Observation: short input, reasonable continuation. This is the book's 10M model working for real.


5. Sampling Parameters

Three parameters control the character of the output:

Parameter Effect Recommended (fairytales)
temperature flattens the distribution 0.7–0.9
top_p cumulative probability cutoff 0.9
top_k candidate count cutoff 50
repeat_penalty penalty for repeated tokens 1.1–1.2

Fairytales vs chatbots vs code

Domain temp top_p repeat
Fairytales (creative) 0.9 0.95 1.1
Chatbot (balanced) 0.7 0.9 1.05
Code (accurate) 0.2 0.95 1.0
Translation 0.0 (greedy) - -

Since this model was trained on fairytales, 0.9 / 0.95 is the right starting point.

Two extremes compared

sampling_compare.py
1
2
3
4
5
6
prompt = "Lily found a magic"
for temp in [0.1, 0.7, 1.5]:
    for _ in range(3):
        out = llm(prompt, max_tokens=30, temperature=temp, top_p=0.9)
        print(f"  T={temp}: {prompt}{out['choices'][0]['text'][:60]}")
    print()

Expected output:

T=0.1: Lily found a magic flower in the garden. She was very happy...
T=0.1: Lily found a magic flower in the garden. She was very happy...   <-- nearly identical
T=0.1: Lily found a magic flower in the garden. She was very happy...

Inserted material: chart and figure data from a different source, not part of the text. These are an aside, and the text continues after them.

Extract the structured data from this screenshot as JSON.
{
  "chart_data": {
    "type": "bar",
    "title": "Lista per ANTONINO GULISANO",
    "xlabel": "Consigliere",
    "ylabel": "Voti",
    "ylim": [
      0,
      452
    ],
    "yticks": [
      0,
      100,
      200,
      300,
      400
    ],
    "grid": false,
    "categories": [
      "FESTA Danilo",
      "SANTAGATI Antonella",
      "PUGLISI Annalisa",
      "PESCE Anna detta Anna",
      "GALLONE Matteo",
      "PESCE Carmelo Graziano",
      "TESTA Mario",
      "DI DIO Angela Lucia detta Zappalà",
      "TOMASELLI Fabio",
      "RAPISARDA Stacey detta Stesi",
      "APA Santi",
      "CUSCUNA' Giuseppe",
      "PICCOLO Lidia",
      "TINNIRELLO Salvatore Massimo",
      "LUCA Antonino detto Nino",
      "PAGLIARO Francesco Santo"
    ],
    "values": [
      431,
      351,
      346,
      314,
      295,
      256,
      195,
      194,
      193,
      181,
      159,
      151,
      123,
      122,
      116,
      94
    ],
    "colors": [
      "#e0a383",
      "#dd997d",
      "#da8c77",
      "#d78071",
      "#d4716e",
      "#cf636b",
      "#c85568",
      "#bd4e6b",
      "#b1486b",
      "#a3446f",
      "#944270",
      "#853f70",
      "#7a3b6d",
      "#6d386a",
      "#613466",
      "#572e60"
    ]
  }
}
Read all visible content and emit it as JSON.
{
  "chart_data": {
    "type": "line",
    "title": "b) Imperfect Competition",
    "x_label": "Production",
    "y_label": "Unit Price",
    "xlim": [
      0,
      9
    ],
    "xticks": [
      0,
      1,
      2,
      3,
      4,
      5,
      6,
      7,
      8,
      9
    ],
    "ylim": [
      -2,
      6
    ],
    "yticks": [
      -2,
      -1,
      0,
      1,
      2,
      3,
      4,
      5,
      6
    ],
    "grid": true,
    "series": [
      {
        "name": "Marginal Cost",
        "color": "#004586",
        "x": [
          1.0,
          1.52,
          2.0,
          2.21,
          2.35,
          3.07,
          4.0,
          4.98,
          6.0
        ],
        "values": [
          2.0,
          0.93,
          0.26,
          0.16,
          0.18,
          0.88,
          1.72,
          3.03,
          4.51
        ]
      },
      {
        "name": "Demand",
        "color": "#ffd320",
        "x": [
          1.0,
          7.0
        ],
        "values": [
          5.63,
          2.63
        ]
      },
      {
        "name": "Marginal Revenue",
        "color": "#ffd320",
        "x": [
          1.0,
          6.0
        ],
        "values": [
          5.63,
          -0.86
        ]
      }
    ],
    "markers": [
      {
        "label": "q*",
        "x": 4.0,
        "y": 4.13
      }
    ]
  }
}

T=0.7: Lily found a magic stone by the river. It glowed in the sun...
T=0.7: Lily found a magic toy under her bed. She picked it up gently...
T=0.7: Lily found a magic feather. She blew on it and it flew away...

T=1.5: Lily found a magic boots? jumping cloud what fun bird sky...   <-- incoherent
T=1.5: Lily found a magic skip slide tree happy purple monkey...
T=1.5: Lily found a magic the very loud green dance run ate...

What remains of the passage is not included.